Wednesday, October 04, 2006

Max Headroom is dead....

Remember that 80s series with the talking head that talked back to you? Yeah, the animated guy with the blond hair and tendency to lose facial parts when excited. Yup, you know the one. I loved it! I watched every crappy episode about gathering the news, getting the dangerous, exciting scoop, and chasing down the bad guys. Reporting looked exciting, especially in the brave new world of information overload we were in. They'd turn to the camera, fresh from some dramatic event and start reporting. Breathless and excited, they'd turn to the camera and talk to the world, blue eyeshadow all aflutter and serious hair perfect. Every single detail of the situation was important to everyone. All of it was the public right to know! It looked and sounded like just the most amazing thing to do with your life. Everyone listens to you and respects you, right?

Horsehockey! I cry bullshit! That crap inspired me to spend $80,000 on a spiffy private college degree in Television/Radio that sits on my bookshelf at home. I studied for the first year, and basically learned in that year that no one gives a shit. I learned in the second year that I really had nothing to say, as I was too young to have actually experienced enough to have any sort of opinion.

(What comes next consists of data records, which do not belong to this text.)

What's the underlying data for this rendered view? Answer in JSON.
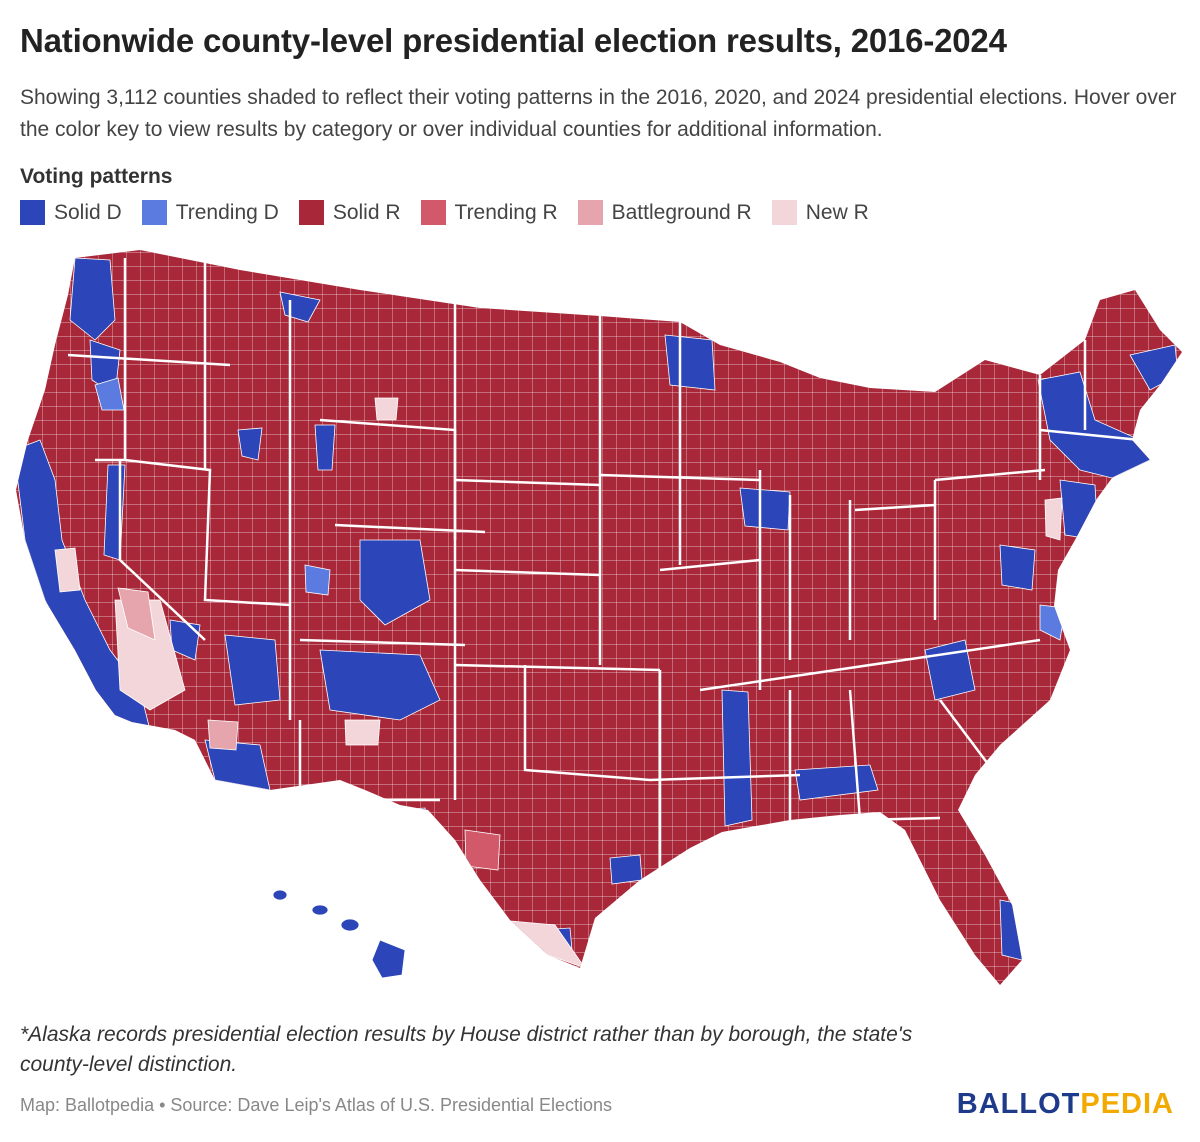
{
  "header": {
    "title": "Nationwide county-level presidential election results, 2016-2024",
    "subtitle": "Showing 3,112 counties shaded to reflect their voting patterns in the 2016, 2020, and 2024 presidential elections. Hover over the color key to view results by category or over individual counties for additional information."
  },
  "legend": {
    "title": "Voting patterns",
    "items": [
      {
        "label": "Solid D",
        "color": "#2c45b8"
      },
      {
        "label": "Trending D",
        "color": "#5b7be0"
      },
      {
        "label": "Solid R",
        "color": "#a8283a"
      },
      {
        "label": "Trending R",
        "color": "#d1596a"
      },
      {
        "label": "Battleground R",
        "color": "#e6a4ac"
      },
      {
        "label": "New R",
        "color": "#f3d6da"
      }
    ]
  },
  "map": {
    "colors": {
      "solid_d": "#2c45b8",
      "trending_d": "#5b7be0",
      "solid_r": "#a8283a",
      "trending_r": "#d1596a",
      "battleground_r": "#e6a4ac",
      "new_r": "#f3d6da",
      "border": "#ffffff"
    }
  },
  "footer": {
    "footnote": "*Alaska records presidential election results by House district rather than by borough, the state's county-level distinction.",
    "source": "Map: Ballotpedia • Source: Dave Leip's Atlas of U.S. Presidential Elections",
    "logo_part1": "BALLOT",
    "logo_part2": "PEDIA"
  }
}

In the third year, I despaired of the idiocy and self-importance exhibited by those around me and switched my major to Public Relations in an effort to be slightly more marketable without spending more money. In my fourth year, I graduated with an excellent average, a worthless degree, and a good paying job as an Internal Auditor. Go me. Yup, look at all that media training, counterclockwise down the drain. Except for moments like this.

Yup folks, I'd like to point out a fallacy folks seem to be operating under. More information isn't necessarily better. Really, it's not. There have been studies shown lately that given the range of input, choices, and options on a daily basis, there's a distinct tie between having too many choices, options, and input and being unhappy. There's a huge difference between being kept in the dark, getting fed piles of shit and knowing a few, key points. Perhaps that's the point of piling a law degree on my little brain - I now have a filter. When you fill it with crap, I'll dump it on your head. Easier to think when there's not a pile of meaningless crap on your mind, eh? Unfortunately my friends, not all of us have this luxury. Some folks still insist that they have to know every single aspect of a situation. They gather every possible bit of information in an attempt to understand, yet never spend any time on understanding their own thought processes.

The rule of computers also works for human brains - put in crap for data, you'll get out crap for data. If you don't understand your own biases and blind spots, why do you presume to have a valid, persuasive opinion on something? Do you know what you opinion really is and what it represents? Have you tried what's distasteful to you? Walked in the opposition's shoes as them? Tried on the things you dislike most as truths? Asked the really painful questions of yourself? Did you spend the time to actually look at the issue and figure out what's really being asked? Have you looked at where the data came from? Any decent researcher knows the sources rule: crappy source = worthless drivel. All the most sexy details in the world can't rescue bad facts. Ask questions. Be bold, truth can take it. Fascinating things happen when you just start asking short questions to get long answers. Listen to how things are said and what someone looks like as they say it. My spidey senses from all that government training can tell me when it's a steaming pile of crap by looking at someone. Especially when they're talking. And there's a difference between getting someone's opinion and just listening to what they have to say. Questions are usually required - think about it...

So folks, give your grey matter a break and build a filter for it. Ask why? How? Really? When? Where did that come from? How? You'll thank yourself. I have to rebuild mine regularly when I'm letting shitty things bother me for no useful reason. Just say no to excess crap. And listen to Antisthenes when he says:"Socrates told his students to know themselves. He couldn't guarantee that they had the equipment."

Go in peace to contemplate your ever meaningful navel.